Stock Funds by Market Capitalization

Size Matters

One way to consider a stock fund is to look at the market capitalization, or market cap, of the stocks in which it invests. Market capitalization represents the total market value of a company’s publicly traded and outstanding stock. If a company has issued 10 million shares, each of which sells for $20, its market cap is $200 million.

Why is market capitalization important? Because it’s derived from share price, it represents the collective assessment of the investing community about a company’s overall worth. As such, it includes not just the company’s book value–the value of its assets–but also investors’ view of the company’s future; a large amount of stock outstanding coupled with a high stock price suggests that a large number of investors have a high opinion of the company.

Market cap also generally indicates how widely held a stock is. Though it’s possible for a stock with a large market cap to have a dominant single shareholder, in general, the larger the market cap, the greater the number of investors. The more widely held a stock is, the greater liquidity it has and the more easily it can be traded. That greater liquidity may mean a more stable stock price. A stock that’s held by a large number of investors is likely to be more stable than that of a small cap stock that is thinly traded. A single investor’s decision to buy or sell would likely have less impact on the stock price if there are 50,000 other investors than if there are only 1,000 other stockholders. (However, that doesn’t mean large-cap stocks will outperform smaller caps, and other factors can affect even the most stable stock’s value.)

From a mutual fund investor’s perspective, all of this is important because a fund generally reflects the characteristics of the stocks it holds. A large-cap fund might behave somewhat differently from a fund that concentrates on small caps.

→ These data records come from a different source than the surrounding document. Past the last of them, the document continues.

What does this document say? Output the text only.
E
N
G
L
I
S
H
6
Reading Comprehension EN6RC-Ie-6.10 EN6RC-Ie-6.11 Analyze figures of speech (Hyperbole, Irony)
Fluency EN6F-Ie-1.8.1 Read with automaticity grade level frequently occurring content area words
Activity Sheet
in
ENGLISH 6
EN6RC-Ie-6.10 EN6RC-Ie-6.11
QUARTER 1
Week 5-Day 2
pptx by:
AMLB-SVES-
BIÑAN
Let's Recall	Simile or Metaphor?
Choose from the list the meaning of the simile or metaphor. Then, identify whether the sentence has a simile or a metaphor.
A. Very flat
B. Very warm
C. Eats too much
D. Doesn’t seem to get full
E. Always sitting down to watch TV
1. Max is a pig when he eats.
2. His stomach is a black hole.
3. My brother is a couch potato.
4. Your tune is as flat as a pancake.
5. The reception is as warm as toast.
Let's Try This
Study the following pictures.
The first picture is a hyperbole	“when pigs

Caution: Before investing in a mutual fund, carefully consider its investment objectives, risks, fees, and expenses, which can be found in the prospectus available from the fund. Read it carefully before investing. All investing involves risk, including the potential loss of principal, and there can be no guarantee that any investing strategy will be successful.

Large-cap funds

A large-cap mutual fund would generally invest in stocks with a market cap of at least $10 billion. Such stocks are often widely held by both individual and institutional investors, so the potential pool of buyers is large. Because they are bought and sold frequently every day, that can mean a smaller bid-ask spread (the difference between the lowest price a seller will accept and the highest price a buyer is willing to pay). Tighter bid-ask spreads can mean lower trading expenses for a large-cap fund. Large-cap stocks often pay dividends, and are frequently well-known household names; however, because the companies are already so large, growth may be more difficult for them to achieve.

Midcap funds

A midcap fund would generally invest in stocks with market caps of between $2 billion and $10 billion. Midcaps are often seen as having much of the liquidity of large caps while offering greater potential for future growth.

Small-cap funds

Though the precise definition of “small cap” can vary, a fund that holds stocks with a market cap between $200 million and $2 billion would probably be considered a small-cap fund. Small-cap funds are generally the most volatile; because small-cap stocks are often younger, faster-growing companies with fewer resources, their stock prices can be greatly affected by market events such as a credit crunch, not to mention the business risks of any growing company. However, small caps also have historically offered the highest returns over time because of their greater potential for growth, though past performance is no guarantee of future results.
Some funds focus on even smaller stocks, known as microcaps, whose market caps would generally be under $200 million. Such stocks would typically have the least liquidity, and therefore would typically have higher bid-ask spreads, which would in turn affect a fund’s trading costs.


This information is general in nature, is not a complete statement of all information necessary for making an investment decision and is not a recommendation or a solicitation to buy or sell any security. Investments and strategies mentioned may not be suitable for all investors. Past performance may not be indicative of future results.